Cholecystectomy, open or laparoscopic, is usually challenging in a xanthogranulomatous gallbladder. Laparoscopic cholecystectomy is often associated with conversion to open surgery in 80% of cases [6,7].
With the increased use of CT as a gold standard imaging modality in abdominal pain, more and more incidental pathologies are identified, some of which prompt urgent attention (e.g., AAA). The increase in the aging population has led to a rise in the prevalence of AAA coexisting with other nonvascular pathologies. It is estimated that 3.5% of patients have an AAA coexisting with intra-abdominal nonvascular disease [8]. The management of concomitant pathology can present a real challenge to the multidisciplinary team, especially with large aneurysms.
It is unclear whether performing simultaneous procedures or a staged approach results in a better outcome.

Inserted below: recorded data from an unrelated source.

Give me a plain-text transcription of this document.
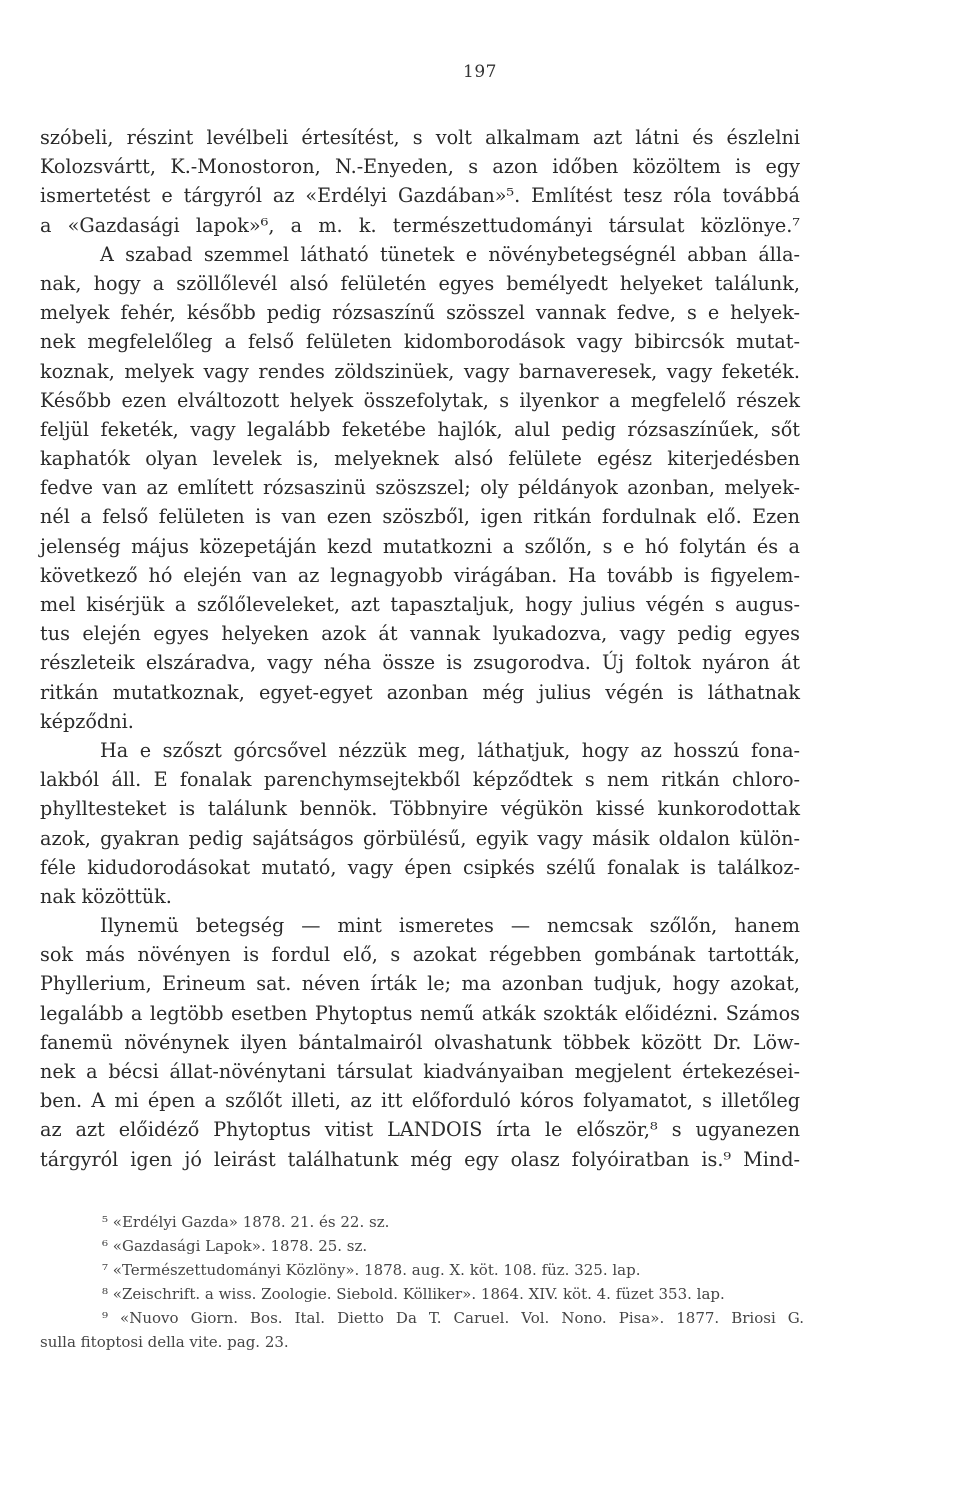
197
szóbeli, részint levélbeli értesítést, s volt alkalmam azt látni és észlelni
Kolozsvártt, K.-Monostoron, N.-Enyeden, s azon időben közöltem is egy
ismertetést e tárgyról az «Erdélyi Gazdában»⁵. Említést tesz róla továbbá
a «Gazdasági lapok»⁶, a m. k. természettudományi társulat közlönye.⁷
A szabad szemmel látható tünetek e növénybetegségnél abban álla-
nak, hogy a szöllőlevél alsó felületén egyes bemélyedt helyeket találunk,
melyek fehér, később pedig rózsaszínű szösszel vannak fedve, s e helyek-
nek megfelelőleg a felső felületen kidomborodások vagy bibircsók mutat-
koznak, melyek vagy rendes zöldszinüek, vagy barnaveresek, vagy feketék.
Később ezen elváltozott helyek összefolytak, s ilyenkor a megfelelő részek
feljül feketék, vagy legalább feketébe hajlók, alul pedig rózsaszínűek, sőt
kaphatók olyan levelek is, melyeknek alsó felülete egész kiterjedésben
fedve van az említett rózsaszinü szöszszel; oly példányok azonban, melyek-
nél a felső felületen is van ezen szöszből, igen ritkán fordulnak elő. Ezen
jelenség május közepetáján kezd mutatkozni a szőlőn, s e hó folytán és a
következő hó elején van az legnagyobb virágában. Ha tovább is figyelem-
mel kisérjük a szőlőleveleket, azt tapasztaljuk, hogy julius végén s augus-
tus elején egyes helyeken azok át vannak lyukadozva, vagy pedig egyes
részleteik elszáradva, vagy néha össze is zsugorodva. Új foltok nyáron át
ritkán mutatkoznak, egyet-egyet azonban még julius végén is láthatnak
képződni.
Ha e szőszt górcsővel nézzük meg, láthatjuk, hogy az hosszú fona-
lakból áll. E fonalak parenchymsejtekből képződtek s nem ritkán chloro-
phylltesteket is találunk bennök. Többnyire végükön kissé kunkorodottak
azok, gyakran pedig sajátságos görbülésű, egyik vagy másik oldalon külön-
féle kidudorodásokat mutató, vagy épen csipkés szélű fonalak is találkoz-
nak közöttük.
Ilynemü betegség — mint ismeretes — nemcsak szőlőn, hanem
sok más növényen is fordul elő, s azokat régebben gombának tartották,
Phyllerium, Erineum sat. néven írták le; ma azonban tudjuk, hogy azokat,
legalább a legtöbb esetben Phytoptus nemű atkák szokták előidézni. Számos
fanemü növénynek ilyen bántalmairól olvashatunk többek között Dr. Löw-
nek a bécsi állat-növénytani társulat kiadványaiban megjelent értekezései-
ben. A mi épen a szőlőt illeti, az itt előforduló kóros folyamatot, s illetőleg
az azt előidéző Phytoptus vitist LANDOIS írta le először,⁸ s ugyanezen
tárgyról igen jó leirást találhatunk még egy olasz folyóiratban is.⁹ Mind-
⁵ «Erdélyi Gazda» 1878. 21. és 22. sz.
⁶ «Gazdasági Lapok». 1878. 25. sz.
⁷ «Természettudományi Közlöny». 1878. aug. X. köt. 108. füz. 325. lap.
⁸ «Zeischrift. a wiss. Zoologie. Siebold. Kölliker». 1864. XIV. köt. 4. füzet 353. lap.
⁹ «Nuovo Giorn. Bos. Ital. Dietto Da T. Caruel. Vol. Nono. Pisa». 1877. Briosi G.
sulla fitoptosi della vite. pag. 23.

A study by Fry and Fry [9] concluded that the risk of simultaneous biliary and aortic procedures may subject the patient to a major risk of graft infection and death. They suggested that a staged operation can be performed safely if the time between the cholecystectomy and subsequent aortic reconstruction is less than 4 months. Another report by Thomas et al. [10] supports the above findings. According to the above studies, the mortality rate due to performance of cholecystectomy in a single operation with AAA repair can reach to 9%. Other reports suggest that combined surgery for both pathologies is safe in selected patients [8]. Even when considering a staged procedure, the order of treatment of both pathologies poses a difficult surgical challenge.
Notes
No potential conflict of interest relevant to this article is reported.